I suspect that the Seventh would find a powerful reading in Tehran, or nearby countries these days. Music isn't something to be made in order to the desired and then sold to overweight retirees. It is a signal of the present time. The way that we seek out certain pieces, finding them meaningful for the present, makes that meaning palpable and perceptible in performance. (If the audience is paying attention.)
This, precisely this Jumbotron performance in a wealthy and occasionally ill-mannered neighborhood, with the cafe to the side and the sound a bit dicey through the overhead speakers, although the video images are clear as day on the immense triple screen covering the wall, with the lights turned off for some reason -- and then the musicians upstairs dutifully embroidering the luxury good to be desired and sold -- this is perhaps the death of music. Or at least the beginning of its noisy silence.

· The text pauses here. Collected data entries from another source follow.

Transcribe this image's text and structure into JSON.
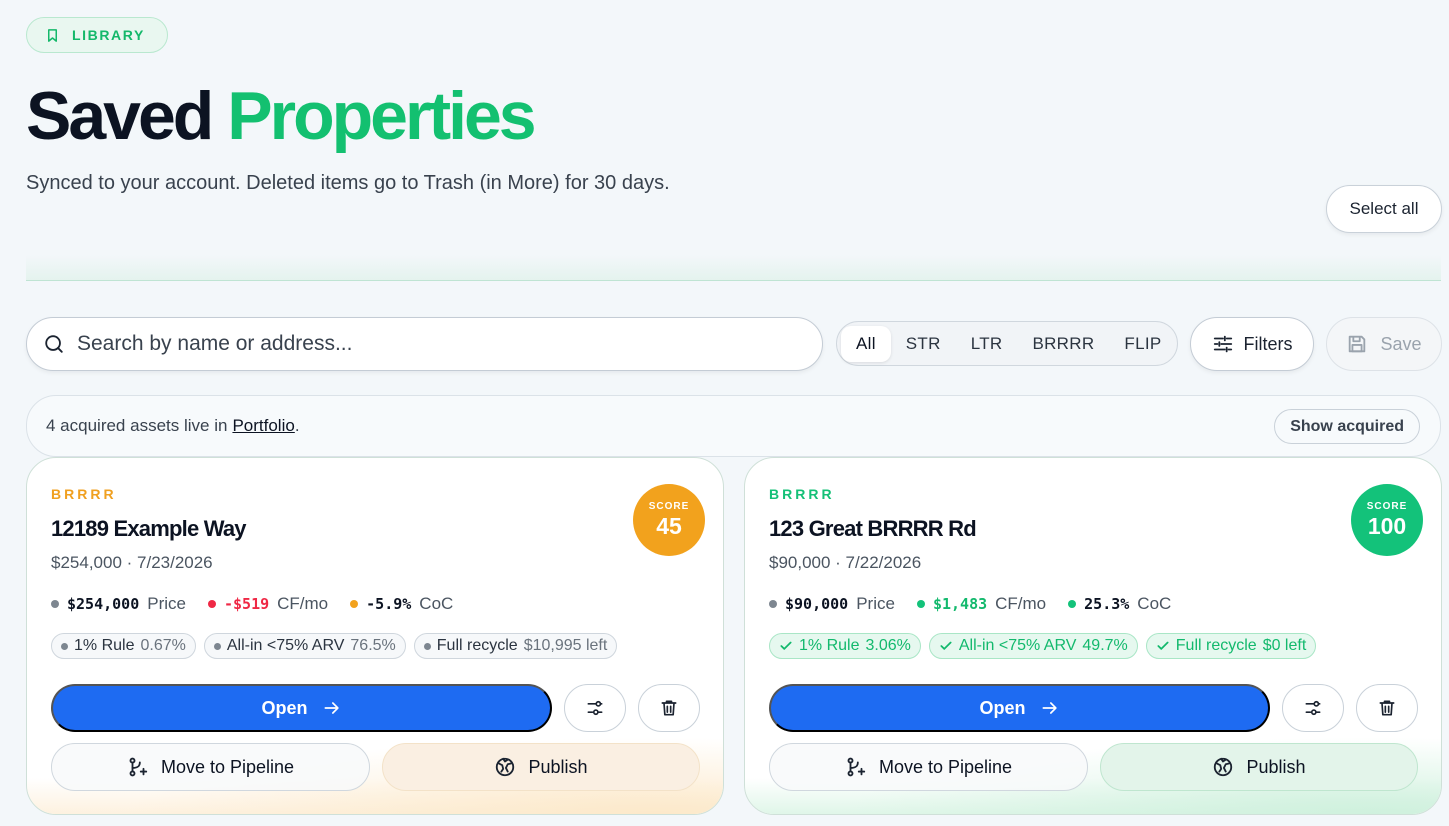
{
  "header": {
    "badge_label": "LIBRARY",
    "title_part1": "Saved",
    "title_part2": "Properties",
    "subtitle": "Synced to your account. Deleted items go to Trash (in More) for 30 days.",
    "select_all_label": "Select all"
  },
  "toolbar": {
    "search_placeholder": "Search by name or address...",
    "segments": [
      "All",
      "STR",
      "LTR",
      "BRRRR",
      "FLIP"
    ],
    "active_segment": "All",
    "filters_label": "Filters",
    "save_label": "Save"
  },
  "info_bar": {
    "text_before": "4 acquired assets live in",
    "link_text": "Portfolio",
    "text_after": ".",
    "show_acquired_label": "Show acquired"
  },
  "colors": {
    "accent_green": "#13c070",
    "primary_blue": "#1e6bf2",
    "score_orange": "#f2a21d",
    "score_green": "#13c27a",
    "negative_red": "#ef2845"
  },
  "cards": [
    {
      "strategy": "BRRRR",
      "address": "12189 Example Way",
      "subline": "$254,000 · 7/23/2026",
      "score_label": "SCORE",
      "score_value": "45",
      "metrics": [
        {
          "value": "$254,000",
          "label": "Price",
          "status": "neutral"
        },
        {
          "value": "-$519",
          "label": "CF/mo",
          "status": "negative"
        },
        {
          "value": "-5.9%",
          "label": "CoC",
          "status": "warning"
        }
      ],
      "chips": [
        {
          "label": "1% Rule",
          "value": "0.67%",
          "status": "neutral"
        },
        {
          "label": "All-in <75% ARV",
          "value": "76.5%",
          "status": "neutral"
        },
        {
          "label": "Full recycle",
          "value": "$10,995 left",
          "status": "neutral"
        }
      ],
      "open_label": "Open",
      "move_label": "Move to Pipeline",
      "publish_label": "Publish"
    },
    {
      "strategy": "BRRRR",
      "address": "123 Great BRRRR Rd",
      "subline": "$90,000 · 7/22/2026",
      "score_label": "SCORE",
      "score_value": "100",
      "metrics": [
        {
          "value": "$90,000",
          "label": "Price",
          "status": "neutral"
        },
        {
          "value": "$1,483",
          "label": "CF/mo",
          "status": "positive"
        },
        {
          "value": "25.3%",
          "label": "CoC",
          "status": "positive"
        }
      ],
      "chips": [
        {
          "label": "1% Rule",
          "value": "3.06%",
          "status": "good"
        },
        {
          "label": "All-in <75% ARV",
          "value": "49.7%",
          "status": "good"
        },
        {
          "label": "Full recycle",
          "value": "$0 left",
          "status": "good"
        }
      ],
      "open_label": "Open",
      "move_label": "Move to Pipeline",
      "publish_label": "Publish"
    }
  ]
}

Again, the applause between movements from the folks upstairs who paid quite a bit of money for their tickets. Not a few confused folks, but a fair percentage of the house.
The scherzo, now. When it pauses to allow the brief idyll, there is no sense of the immense movement of the piece, nothing for the sense of peacefulness to oppose.
How was it that Szell and Kubelik and Bernstein found so much more in these pieces? Perhaps they all had the real understanding that nations can make the wrong choice, that forces can be unleashed against enemies without and within. The music doesn't invent this threat, it depicts it. And in the depiction, it shows the time its face.
Which, perhaps, more in the breach than the observance, is what's going on here. C.S. Lewis titled one of his books "until we have faces." We look at the face of the time and see only an emptiness. And yet there are these odd wars. But, unlike that night in Belgrade, I can't hear the Persian war in the music here. Not because it isn't there in any objective sense, but because it wasn't sought out for that.
But why was it sought out? That's the question.